Но слух его, видимо, обострился до звериного — Чича еще не залаяла, только забеспокоилась, а он уже выходил в сени. Глянул в прогалину между баней и летней кухней на улицу. Да, по колдобинам, переваливаясь с колеса на колесо, полз желтый, с красными полосами микроавтобус… Свирин не сразу понял, что это скорая, — «что здесь газовая аварийка делает?» Заметил крест на капоте — «реанимация».
Метнулся обратно, будто им всем нужно теперь торопиться, выходить навстречу с вещами.
— Едут!
— Ох… Господи… господи…
Мама как-то по привычке, что ли, хотела засуетиться, как делала всегда, когда подъезжали гости, и тут же стала падать, слабо цепляясь за стол. Свирин успел удержать.
— Сиди, пожалуйста. Пусть они сами… Пойду встречу.
Загнал собаку в будку, привалив вход осколком лопнувшей печной плиты. Распахнул калитку. Махнул водителю, явно ищущему нужный дом, — сюда!
Вид людей в защитных костюмах с капюшонами, в очках, респираторах, перчатках, сапогах-бахилах за эти почти два года пандемии стал обыденным. Их каждый день показывали по телевизору, и не в фантастических фильмах, а в новостях, да и на улицах Екатеринбурга, в торговых центрах Свирин их довольно часто встречал. Здесь же, в глухой деревушке, на фоне соседских избушек, заборов, соснового бора такой наряд выглядел по-настоящему жутко.

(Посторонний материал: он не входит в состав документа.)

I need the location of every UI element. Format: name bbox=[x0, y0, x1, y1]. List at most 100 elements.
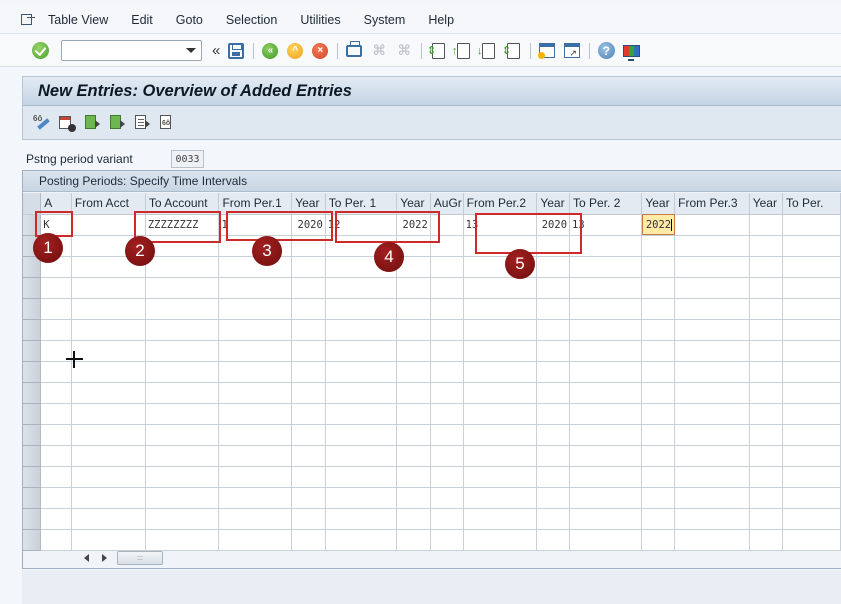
table-cell[interactable] bbox=[291, 487, 326, 509]
table-cell[interactable] bbox=[569, 424, 643, 446]
scroll-right-button[interactable] bbox=[97, 551, 111, 565]
table-cell[interactable] bbox=[569, 508, 643, 530]
table-cell[interactable] bbox=[536, 319, 571, 341]
table-cell[interactable] bbox=[641, 445, 676, 467]
column-header[interactable]: To Per. 2 bbox=[569, 193, 643, 215]
table-cell[interactable]: 2020 bbox=[536, 214, 571, 236]
table-cell[interactable] bbox=[782, 529, 841, 551]
menu-table-view[interactable]: Table View bbox=[48, 13, 108, 27]
table-cell[interactable] bbox=[145, 508, 220, 530]
column-header[interactable]: Year bbox=[291, 193, 326, 215]
exit-button[interactable]: ^ bbox=[286, 42, 304, 60]
table-cell[interactable] bbox=[291, 403, 326, 425]
table-cell[interactable] bbox=[674, 508, 750, 530]
table-cell[interactable] bbox=[569, 235, 643, 257]
table-cell[interactable] bbox=[396, 382, 431, 404]
table-cell[interactable] bbox=[396, 403, 431, 425]
table-cell[interactable] bbox=[782, 466, 841, 488]
table-cell[interactable] bbox=[218, 445, 293, 467]
table-cell[interactable] bbox=[641, 277, 676, 299]
table-cell[interactable] bbox=[71, 382, 146, 404]
table-cell[interactable] bbox=[749, 256, 784, 278]
table-cell[interactable] bbox=[430, 529, 464, 551]
select-all-button[interactable] bbox=[83, 114, 100, 131]
table-cell[interactable] bbox=[536, 487, 571, 509]
row-selector[interactable] bbox=[23, 319, 42, 341]
table-cell[interactable] bbox=[396, 487, 431, 509]
table-cell[interactable] bbox=[218, 361, 293, 383]
table-cell[interactable] bbox=[430, 361, 464, 383]
table-cell[interactable] bbox=[325, 340, 398, 362]
table-cell[interactable] bbox=[641, 256, 676, 278]
table-cell[interactable] bbox=[218, 487, 293, 509]
column-header[interactable]: To Per. bbox=[782, 193, 841, 215]
table-cell[interactable] bbox=[749, 403, 784, 425]
table-cell[interactable] bbox=[430, 277, 464, 299]
table-cell[interactable] bbox=[218, 508, 293, 530]
chevron-down-icon[interactable] bbox=[186, 48, 196, 53]
table-cell[interactable] bbox=[641, 529, 676, 551]
table-cell[interactable] bbox=[569, 340, 643, 362]
table-cell[interactable] bbox=[291, 235, 326, 257]
help-button[interactable]: ? bbox=[597, 42, 615, 60]
table-cell[interactable] bbox=[291, 466, 326, 488]
table-cell[interactable] bbox=[569, 382, 643, 404]
table-cell[interactable] bbox=[536, 529, 571, 551]
column-header[interactable]: Year bbox=[641, 193, 676, 215]
table-cell[interactable] bbox=[536, 235, 571, 257]
row-selector[interactable] bbox=[23, 445, 42, 467]
table-cell[interactable] bbox=[325, 298, 398, 320]
table-cell[interactable] bbox=[674, 340, 750, 362]
table-cell[interactable]: 2022 bbox=[396, 214, 431, 236]
table-cell[interactable] bbox=[782, 235, 841, 257]
table-cell[interactable]: 2020 bbox=[291, 214, 326, 236]
table-cell[interactable] bbox=[71, 487, 146, 509]
column-header[interactable]: A bbox=[40, 193, 72, 215]
menu-goto[interactable]: Goto bbox=[176, 13, 203, 27]
previous-page-button[interactable]: ↑ bbox=[452, 42, 472, 60]
table-cell[interactable] bbox=[536, 361, 571, 383]
table-cell[interactable] bbox=[71, 403, 146, 425]
find-button[interactable]: ⌘ bbox=[370, 42, 388, 60]
table-cell[interactable] bbox=[430, 508, 464, 530]
table-cell[interactable] bbox=[749, 361, 784, 383]
table-cell[interactable] bbox=[674, 277, 750, 299]
table-cell[interactable] bbox=[463, 424, 538, 446]
table-cell[interactable] bbox=[430, 340, 464, 362]
table-cell[interactable] bbox=[749, 466, 784, 488]
next-page-button[interactable]: ↓ bbox=[477, 42, 497, 60]
last-page-button[interactable]: ⇕ bbox=[502, 42, 522, 60]
display-change-button[interactable]: 6ô bbox=[33, 114, 50, 131]
shortcut-button[interactable]: ↗ bbox=[563, 42, 581, 60]
horizontal-scrollbar[interactable]: ::: bbox=[79, 549, 163, 567]
delete-button[interactable] bbox=[58, 114, 76, 132]
row-selector[interactable] bbox=[23, 277, 42, 299]
table-cell[interactable] bbox=[218, 403, 293, 425]
table-cell[interactable] bbox=[782, 403, 841, 425]
enter-icon[interactable] bbox=[32, 42, 49, 59]
row-selector[interactable] bbox=[23, 466, 42, 488]
table-cell[interactable] bbox=[396, 529, 431, 551]
table-cell[interactable] bbox=[674, 256, 750, 278]
table-cell[interactable] bbox=[430, 382, 464, 404]
table-cell[interactable] bbox=[463, 319, 538, 341]
table-cell[interactable] bbox=[145, 466, 220, 488]
table-cell[interactable] bbox=[569, 487, 643, 509]
table-cell[interactable] bbox=[569, 361, 643, 383]
first-page-button[interactable]: ⇕ bbox=[427, 42, 447, 60]
table-cell[interactable] bbox=[749, 214, 784, 236]
table-cell[interactable] bbox=[463, 508, 538, 530]
focused-table-cell[interactable]: 2022 bbox=[641, 214, 676, 236]
table-cell[interactable] bbox=[782, 319, 841, 341]
table-cell[interactable] bbox=[782, 361, 841, 383]
column-header[interactable]: Year bbox=[749, 193, 784, 215]
table-cell[interactable] bbox=[430, 466, 464, 488]
column-header[interactable]: Year bbox=[536, 193, 571, 215]
table-cell[interactable] bbox=[782, 382, 841, 404]
table-cell[interactable] bbox=[396, 277, 431, 299]
table-cell[interactable]: K bbox=[40, 214, 72, 236]
table-cell[interactable] bbox=[674, 235, 750, 257]
table-cell[interactable] bbox=[463, 466, 538, 488]
table-cell[interactable] bbox=[325, 466, 398, 488]
table-cell[interactable] bbox=[674, 214, 750, 236]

Тем более что приехали они не к кому-то другому, а к ним, и вот такими инопланетянами заберут маму, отца… Пусть. Но только б забрали… Капельницы, врачи, анализы, утки. Сейчас, пишут, в коронавирусных госпиталях хороший уход…
— Куда? Провожайте, — вместо ответа на приветствие, не то чтобы сердито, но очень по-деловому, глухо из-под респиратора спросил человек в этом защитном комбинезоне; Свирин только по голосу определил, что это женщина, и потом уже, приглядевшись, по глазам — большим, красивым.
Чича зашлась было в лае, ударила в плиту и перешла на скулеж. Наверное, испугалась.
— Проходите, — открыл Свирин дверь в сени, оглянулся к калитке.
Второй человек что-то делал в салоне скорой. Свирин растерялся, не зная, ждать его или идти за женщиной, объяснять, помогать. Выбрал идти.
Дальше время для него стало двигаться рывками. То замирало, и Свирин тоже замирал посреди кухни или комнаты, теряя слух, зрение, то начинало скакать, колотя молотками-секундами. Как взбесившиеся часы в фильмах ужасов.
Эти замирания и рывки определялись врачами. Вот они то ли слушают легкие мамы, то ли давления измеряют — Свирин смотрит в сторону, на полки с книгами или в окно, он и сам сейчас не понимает. Тишина. Потом шуршание комбинезонов, реплики, смысл которых Свирин не в силах понять, разобрать — в ушах гудит.
— Паспорт… — голос мамы, — дай им.
— СНИЛС, полис страховой еще, — добавляет голос женщины.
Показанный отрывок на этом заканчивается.